Two states keep each other in a perpetual game of show of force: one insisting that violence is the only reliable way to secure peace, the other pretending that a permanent foreign presence and endless arms spending are the price of safety. The North tests air-defense systems while Washington and Seoul tiddle the see-saw of diplomacy, money, and power, all under the banner of keeping the “sphere of safety” intact. Border provocations and de-escalation steps intertwine as a reminder: where there is coercive rule and military forcing, peace remains fragile, never voluntary.
From a libertarian vantage point, this is a textbook case of the state’s self-justifying machinery turning defense into empire. Hayek would remind us that the complexity of real-world security cannot be grasped by central planners or by making grand plans from a capital city. The information needed to deter or defuse a crisis is dispersed among millions of actors, and a top-down military posture—plus the tax-and-spend machinery that finances it—crowds out peaceful discovery of better arrangements. The arms race is not a product of spontaneous order but of political coercion: governments funding, propping, and perpetuating alliances that require citizens to sacrifice wealth and liberty to sustain a precarious balance of fear.
Nozick would wage the same argument from a rights-centric angle. The minimal state, in his view, is justified only to secure individual rights; a global posture that obligates one set of taxpayers to underwrite another country’s defense, or to maintain foreign bases, is a coercive imposition on voluntary choice. The present structure turns defense into a perpetual tax and conscription-by-proxy: you pay, you finance, you defend someone else’s borders. Nozick’s entitlement theory would insist that if a defense is to be provided at all, it must be strictly consent-based and funded by those who choose to participate, not by universal compulsion or by treaties that lock generations into a foreign policy that they did not freely choose.
Rand would call this what it is: collectivist coercion backed by rhetoric about existential threats. The moral arc should run toward defending individual rights, not expanding a network of alliances that treats citizenship as mere currency in a geopolitical game. The state’s claim to monopoly on violence rests on the fantasy that fear justifies coercion; a sane, rational order would resist such mysticism. The only legitimate defense of a person or a nation is the defense of their rights, not the projection of political muscle to police a larger, coercive system.

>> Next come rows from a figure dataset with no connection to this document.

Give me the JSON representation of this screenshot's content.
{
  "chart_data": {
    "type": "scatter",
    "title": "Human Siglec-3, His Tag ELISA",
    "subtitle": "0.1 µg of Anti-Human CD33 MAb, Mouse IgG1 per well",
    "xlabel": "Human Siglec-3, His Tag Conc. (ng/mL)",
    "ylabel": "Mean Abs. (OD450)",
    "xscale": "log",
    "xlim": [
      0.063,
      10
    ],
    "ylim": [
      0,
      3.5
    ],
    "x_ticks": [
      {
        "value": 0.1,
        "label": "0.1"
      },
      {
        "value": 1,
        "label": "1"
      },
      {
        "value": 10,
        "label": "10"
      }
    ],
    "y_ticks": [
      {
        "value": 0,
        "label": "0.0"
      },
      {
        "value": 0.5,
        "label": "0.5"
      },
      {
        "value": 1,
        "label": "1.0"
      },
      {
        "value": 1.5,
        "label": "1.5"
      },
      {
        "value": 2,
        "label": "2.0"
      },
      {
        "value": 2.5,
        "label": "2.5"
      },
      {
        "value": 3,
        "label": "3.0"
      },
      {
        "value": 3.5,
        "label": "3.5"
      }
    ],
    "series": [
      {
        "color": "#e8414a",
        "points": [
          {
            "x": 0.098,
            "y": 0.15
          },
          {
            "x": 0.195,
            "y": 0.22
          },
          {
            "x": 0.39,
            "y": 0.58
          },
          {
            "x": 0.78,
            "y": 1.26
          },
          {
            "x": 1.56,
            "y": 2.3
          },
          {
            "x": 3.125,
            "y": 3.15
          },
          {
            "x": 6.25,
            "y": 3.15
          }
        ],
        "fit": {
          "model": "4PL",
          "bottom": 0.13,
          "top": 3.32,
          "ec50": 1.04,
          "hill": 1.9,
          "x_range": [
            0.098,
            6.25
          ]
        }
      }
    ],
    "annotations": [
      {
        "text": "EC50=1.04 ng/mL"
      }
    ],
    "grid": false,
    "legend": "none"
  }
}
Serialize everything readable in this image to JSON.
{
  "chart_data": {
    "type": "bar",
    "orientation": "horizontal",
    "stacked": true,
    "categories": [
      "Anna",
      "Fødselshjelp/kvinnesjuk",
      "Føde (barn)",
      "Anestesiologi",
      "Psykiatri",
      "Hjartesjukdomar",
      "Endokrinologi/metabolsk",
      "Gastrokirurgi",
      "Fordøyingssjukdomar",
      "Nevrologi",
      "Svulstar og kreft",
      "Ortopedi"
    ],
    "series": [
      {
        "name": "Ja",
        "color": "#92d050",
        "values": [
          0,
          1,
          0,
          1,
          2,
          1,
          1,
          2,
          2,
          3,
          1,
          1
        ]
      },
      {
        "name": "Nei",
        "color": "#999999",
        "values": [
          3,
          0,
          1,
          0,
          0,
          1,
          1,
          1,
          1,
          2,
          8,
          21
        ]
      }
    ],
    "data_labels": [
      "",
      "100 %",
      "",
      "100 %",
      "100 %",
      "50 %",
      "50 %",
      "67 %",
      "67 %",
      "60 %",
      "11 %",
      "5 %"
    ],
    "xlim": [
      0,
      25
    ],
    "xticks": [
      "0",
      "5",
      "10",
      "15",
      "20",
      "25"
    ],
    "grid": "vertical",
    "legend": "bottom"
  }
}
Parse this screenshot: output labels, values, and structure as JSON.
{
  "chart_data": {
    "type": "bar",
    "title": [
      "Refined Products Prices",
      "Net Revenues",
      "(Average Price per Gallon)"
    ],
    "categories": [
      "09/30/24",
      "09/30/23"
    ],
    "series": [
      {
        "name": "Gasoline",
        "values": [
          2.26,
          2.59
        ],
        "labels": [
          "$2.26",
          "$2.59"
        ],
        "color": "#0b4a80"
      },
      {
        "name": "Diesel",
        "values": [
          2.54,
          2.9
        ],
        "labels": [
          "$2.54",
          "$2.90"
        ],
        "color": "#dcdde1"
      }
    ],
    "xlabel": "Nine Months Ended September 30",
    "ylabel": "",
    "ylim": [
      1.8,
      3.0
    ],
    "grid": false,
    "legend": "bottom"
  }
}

So what should be done, if one truly distrusts the state’s monopoly on force? End the cycle of entangling alliances and mass militarization, or at least privatize the logic of defense so it can be chosen, contracted, and priced by those who bear the costs. End taxes that fund foreign bases and interventions and replace them with voluntary funding for defense by those who consent—if defense is even necessary at all in a world governed by peaceful exchange. Allow private security and arbitration markets to compete for protection and dispute resolution, with borders treated as protected property rights rather than marching lines maintained by coercive edict. Encourage free trade, open dialogue, and mutually beneficial arrangements that do not require citizens to bankroll a perpetual state of siege.
In a world where information flows, markets allocate resources more efficiently than militarized command posts. The balance of power on the peninsula might never be perfectly peaceful, but it would be more just, less costly, and more resilient if foreign policy rested on voluntary consent, voluntary defense, and the protection of individual rights rather than the imposition of a global state’s fear-driven agenda.